Ce qu’il y a de réconfortant avec les individus du type Bérurier, c’est qu’ils ont toujours des raccourcis heureux pour vous conduire rapido de l’état second au plus sobre matérialisme.
— C’est vrai, dis-je… Il n’avait qu’à…
Je me tais, perplexe.
— Je me demande ce qu’il cachait, reprend ma Grosse Enflure… Fallait que ça soye quèque chose d’important, non ?
— Tu parles, Charles…
Il y a des moments où les idées les plus extravagantes vous viennent en tronche. Des idées que vous n’oseriez pas extérioriser de crainte de vous faire passer pour un ramolli de la rotonde.
— Toi, observe Bérurier, tu mijotes quelque chose… Je le sens, t’es en plein vol…
— Pourquoi pas ?…
Il m’observe, admirateur, et murmure sur un ton de dévotion :
— Je me demande, des fois, tes idées, San-A., où que tu vas les chercher ?

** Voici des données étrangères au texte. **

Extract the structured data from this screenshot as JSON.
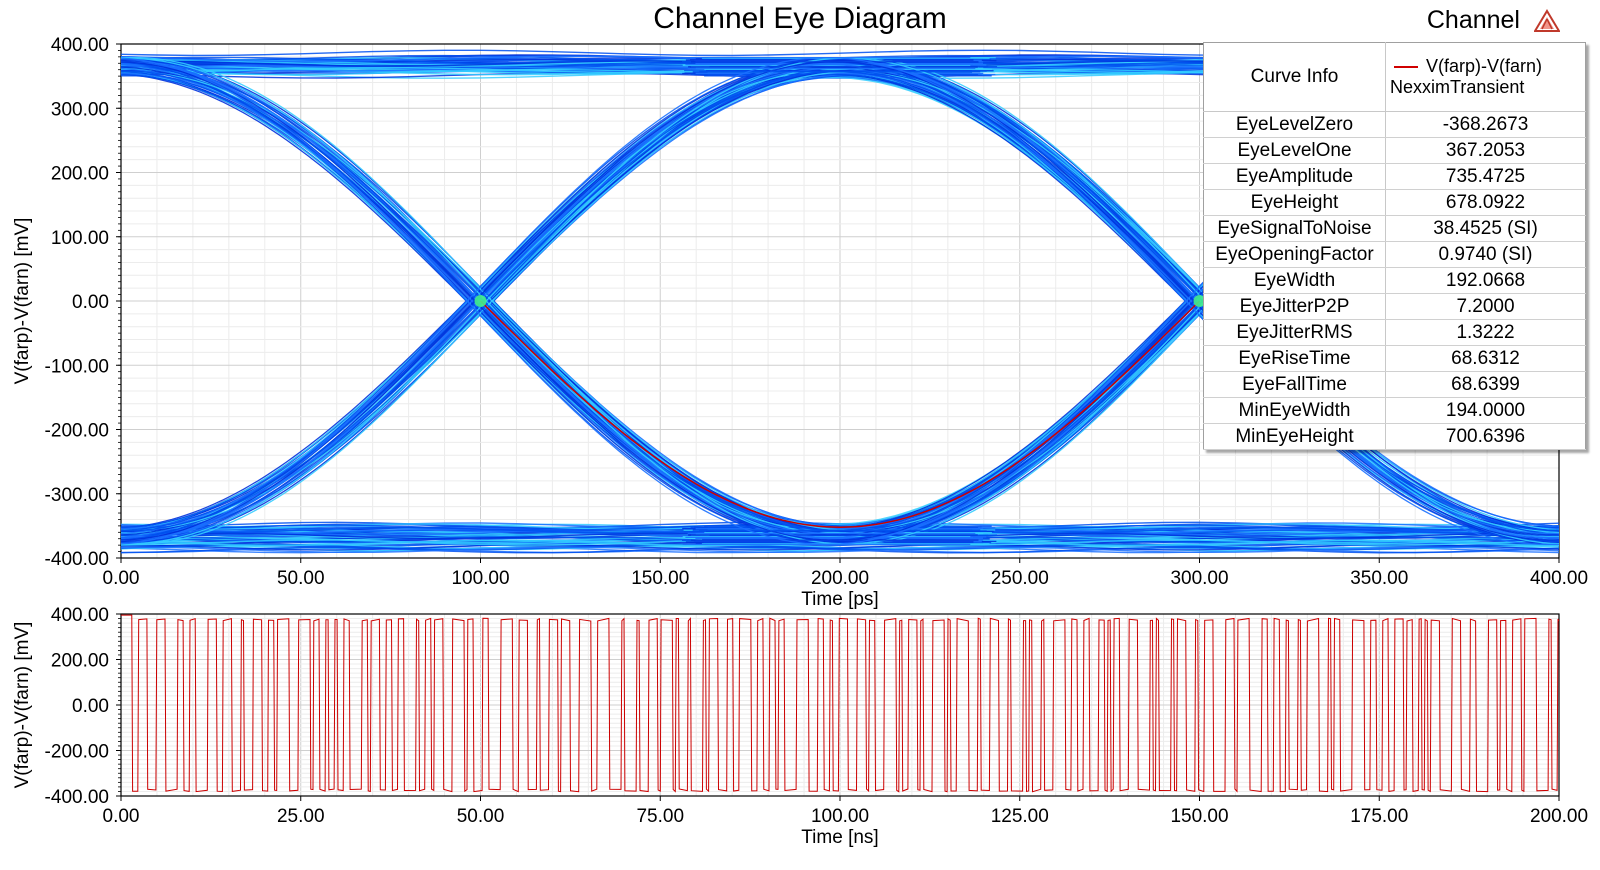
{
  "title": "Channel Eye Diagram",
  "header_right_label": "Channel",
  "colors": {
    "trace_red": "#cc0000",
    "eye_blue": "#0033dd",
    "eye_cyan": "#33ccff",
    "eye_green": "#44ee88",
    "grid": "#d8d8d8"
  },
  "info_table": {
    "header_label": "Curve Info",
    "series_name": "V(farp)-V(farn)",
    "series_source": "NexximTransient",
    "rows": [
      {
        "label": "EyeLevelZero",
        "value": "-368.2673"
      },
      {
        "label": "EyeLevelOne",
        "value": "367.2053"
      },
      {
        "label": "EyeAmplitude",
        "value": "735.4725"
      },
      {
        "label": "EyeHeight",
        "value": "678.0922"
      },
      {
        "label": "EyeSignalToNoise",
        "value": "38.4525 (SI)"
      },
      {
        "label": "EyeOpeningFactor",
        "value": "0.9740 (SI)"
      },
      {
        "label": "EyeWidth",
        "value": "192.0668"
      },
      {
        "label": "EyeJitterP2P",
        "value": "7.2000"
      },
      {
        "label": "EyeJitterRMS",
        "value": "1.3222"
      },
      {
        "label": "EyeRiseTime",
        "value": "68.6312"
      },
      {
        "label": "EyeFallTime",
        "value": "68.6399"
      },
      {
        "label": "MinEyeWidth",
        "value": "194.0000"
      },
      {
        "label": "MinEyeHeight",
        "value": "700.6396"
      }
    ]
  },
  "chart_data": [
    {
      "type": "line",
      "name": "eye diagram",
      "title": "Channel Eye Diagram",
      "xlabel": "Time [ps]",
      "ylabel": "V(farp)-V(farn) [mV]",
      "xlim": [
        0,
        400
      ],
      "ylim": [
        -400,
        400
      ],
      "x_ticks": [
        "0.00",
        "50.00",
        "100.00",
        "150.00",
        "200.00",
        "250.00",
        "300.00",
        "350.00",
        "400.00"
      ],
      "y_ticks": [
        "400.00",
        "300.00",
        "200.00",
        "100.00",
        "0.00",
        "-100.00",
        "-200.00",
        "-300.00",
        "-400.00"
      ],
      "grid": true,
      "eye": {
        "level_one": 367.2053,
        "level_zero": -368.2673,
        "crossings_ps": [
          100,
          300
        ],
        "crossing_mv": 0,
        "inner_eye_peak_mv": 352,
        "outer_band_max_mv": 385,
        "outer_band_min_mv": 345
      }
    },
    {
      "type": "line",
      "name": "transient waveform",
      "xlabel": "Time [ns]",
      "ylabel": "V(farp)-V(farn) [mV]",
      "xlim": [
        0,
        200
      ],
      "ylim": [
        -400,
        400
      ],
      "x_ticks": [
        "0.00",
        "25.00",
        "50.00",
        "75.00",
        "100.00",
        "125.00",
        "150.00",
        "175.00",
        "200.00"
      ],
      "y_ticks": [
        "400.00",
        "200.00",
        "0.00",
        "-200.00",
        "-400.00"
      ],
      "grid": true,
      "series": [
        {
          "name": "V(farp)-V(farn)",
          "high_mv": 375,
          "low_mv": -375,
          "bit_period_ps": 200
        }
      ]
    }
  ]
}
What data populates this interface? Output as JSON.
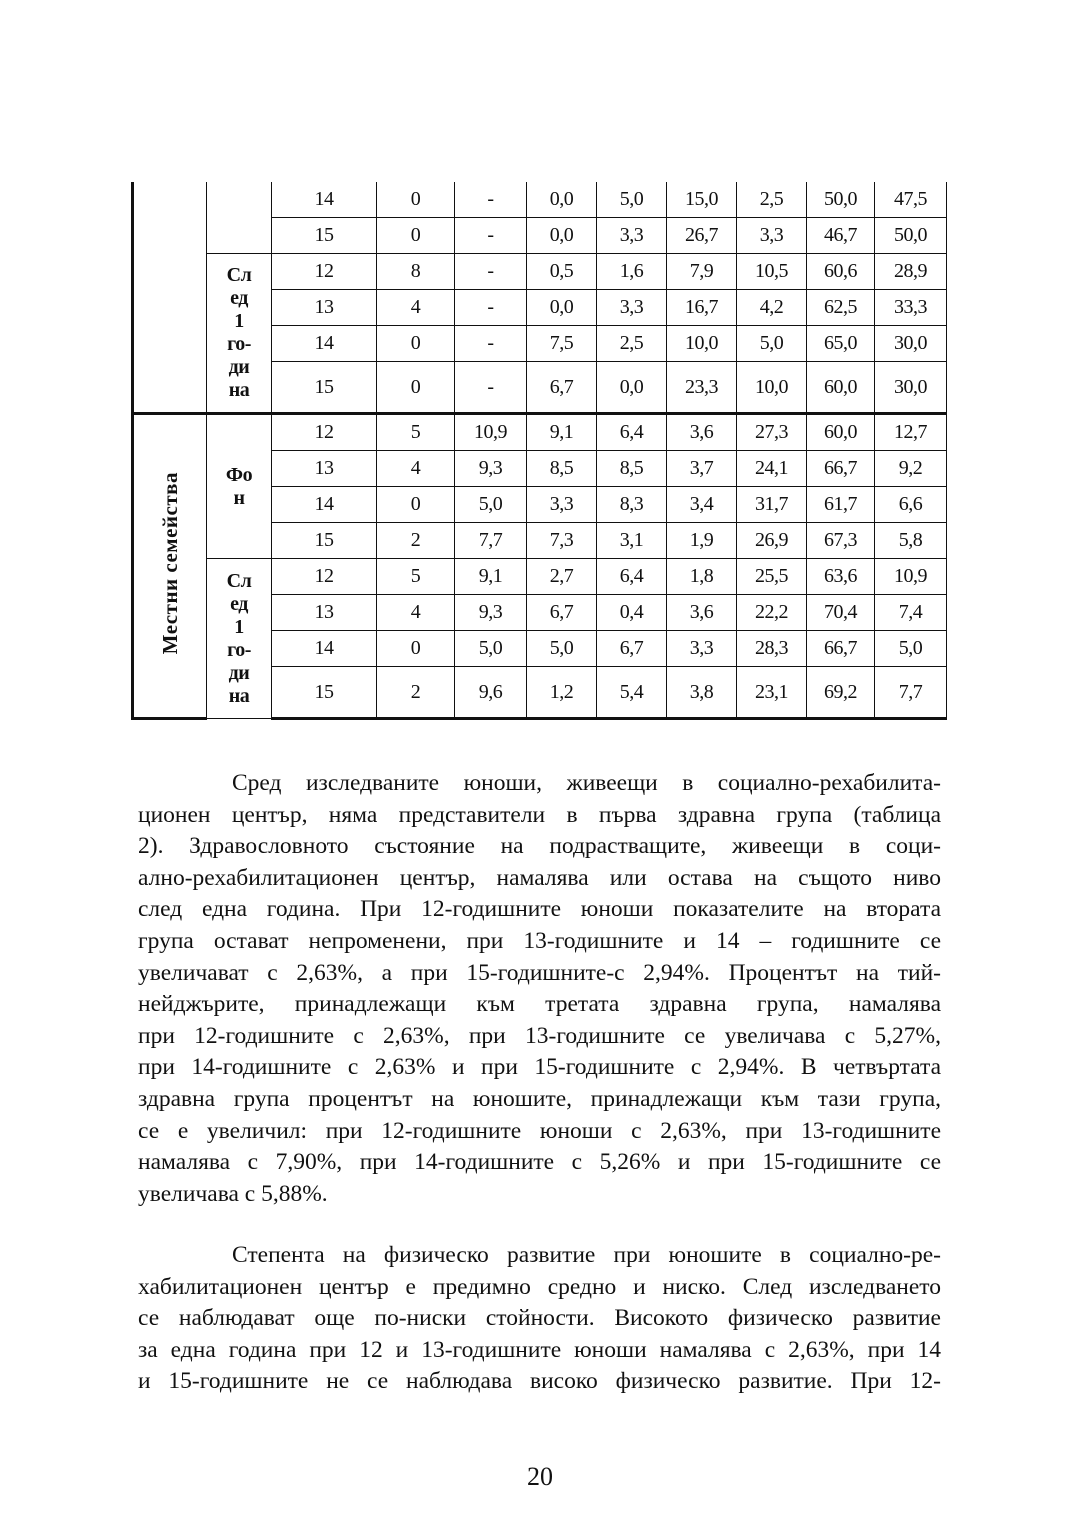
{
  "table": {
    "sections": [
      {
        "label": "",
        "groups": [
          {
            "label_lines": [],
            "rows": [
              [
                "14",
                "0",
                "-",
                "0,0",
                "5,0",
                "15,0",
                "2,5",
                "50,0",
                "47,5"
              ],
              [
                "15",
                "0",
                "-",
                "0,0",
                "3,3",
                "26,7",
                "3,3",
                "46,7",
                "50,0"
              ]
            ]
          },
          {
            "label_lines": [
              "Сл",
              "ед",
              "1",
              "го-",
              "ди",
              "на"
            ],
            "rows": [
              [
                "12",
                "8",
                "-",
                "0,5",
                "1,6",
                "7,9",
                "10,5",
                "60,6",
                "28,9"
              ],
              [
                "13",
                "4",
                "-",
                "0,0",
                "3,3",
                "16,7",
                "4,2",
                "62,5",
                "33,3"
              ],
              [
                "14",
                "0",
                "-",
                "7,5",
                "2,5",
                "10,0",
                "5,0",
                "65,0",
                "30,0"
              ],
              [
                "15",
                "0",
                "-",
                "6,7",
                "0,0",
                "23,3",
                "10,0",
                "60,0",
                "30,0"
              ]
            ]
          }
        ]
      },
      {
        "label": "Местни семейства",
        "groups": [
          {
            "label_lines": [
              "Фо",
              "н"
            ],
            "rows": [
              [
                "12",
                "5",
                "10,9",
                "9,1",
                "6,4",
                "3,6",
                "27,3",
                "60,0",
                "12,7"
              ],
              [
                "13",
                "4",
                "9,3",
                "8,5",
                "8,5",
                "3,7",
                "24,1",
                "66,7",
                "9,2"
              ],
              [
                "14",
                "0",
                "5,0",
                "3,3",
                "8,3",
                "3,4",
                "31,7",
                "61,7",
                "6,6"
              ],
              [
                "15",
                "2",
                "7,7",
                "7,3",
                "3,1",
                "1,9",
                "26,9",
                "67,3",
                "5,8"
              ]
            ]
          },
          {
            "label_lines": [
              "Сл",
              "ед",
              "1",
              "го-",
              "ди",
              "на"
            ],
            "rows": [
              [
                "12",
                "5",
                "9,1",
                "2,7",
                "6,4",
                "1,8",
                "25,5",
                "63,6",
                "10,9"
              ],
              [
                "13",
                "4",
                "9,3",
                "6,7",
                "0,4",
                "3,6",
                "22,2",
                "70,4",
                "7,4"
              ],
              [
                "14",
                "0",
                "5,0",
                "5,0",
                "6,7",
                "3,3",
                "28,3",
                "66,7",
                "5,0"
              ],
              [
                "15",
                "2",
                "9,6",
                "1,2",
                "5,4",
                "3,8",
                "23,1",
                "69,2",
                "7,7"
              ]
            ]
          }
        ]
      }
    ]
  },
  "body": {
    "paragraphs": [
      {
        "lines": [
          "Сред изследваните юноши, живеещи в социално-рехабилита-",
          "ционен център, няма представители в първа здравна група (таблица",
          "2). Здравословното състояние на подрастващите, живеещи в соци-",
          "ално-рехабилитационен център, намалява или остава на същото ниво",
          "след една година. При 12-годишните юноши показателите на втората",
          "група остават непроменени, при 13-годишните и 14 – годишните се",
          "увеличават с 2,63%, а при 15-годишните-с 2,94%. Процентът на тий-",
          "нейджърите, принадлежащи към третата здравна група, намалява",
          "при 12-годишните с 2,63%, при 13-годишните се увеличава с 5,27%,",
          "при 14-годишните с 2,63% и при 15-годишните с 2,94%. В четвъртата",
          "здравна група процентът на юношите, принадлежащи към тази група,",
          "се е увеличил: при 12-годишните юноши с 2,63%, при 13-годишните",
          "намалява с 7,90%, при 14-годишните с 5,26% и при 15-годишните се",
          "увеличава с 5,88%."
        ]
      },
      {
        "lines": [
          "Степента на физическо развитие при юношите в социално-ре-",
          "хабилитационен център е предимно средно и ниско. След изследването",
          "се наблюдават още по-ниски стойности. Високото физическо развитие",
          "за една година при 12 и 13-годишните юноши намалява с 2,63%, при 14",
          "и 15-годишните не се наблюдава високо физическо развитие. При 12-"
        ]
      }
    ]
  },
  "page_number": "20"
}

— Je me le demande aussi, fais-je.
Et je poursuis, l’œil rivé sur le cadavre de Carmona :
— Dis donc, mec ?
— Zoui ?
— Strenberg, il vit toujours, hein ?
— Comme toi et moi, affirme Bérurier… Je l’ai vu la semaine passée dans un troquet de la rue Réaumur…
— C’est un as, ce type-là, hein ?
— Pour sûr !
Il me demande soudain :
— Tu veux te faire travailler le masque ?
— Des fois…
— Explique-toi…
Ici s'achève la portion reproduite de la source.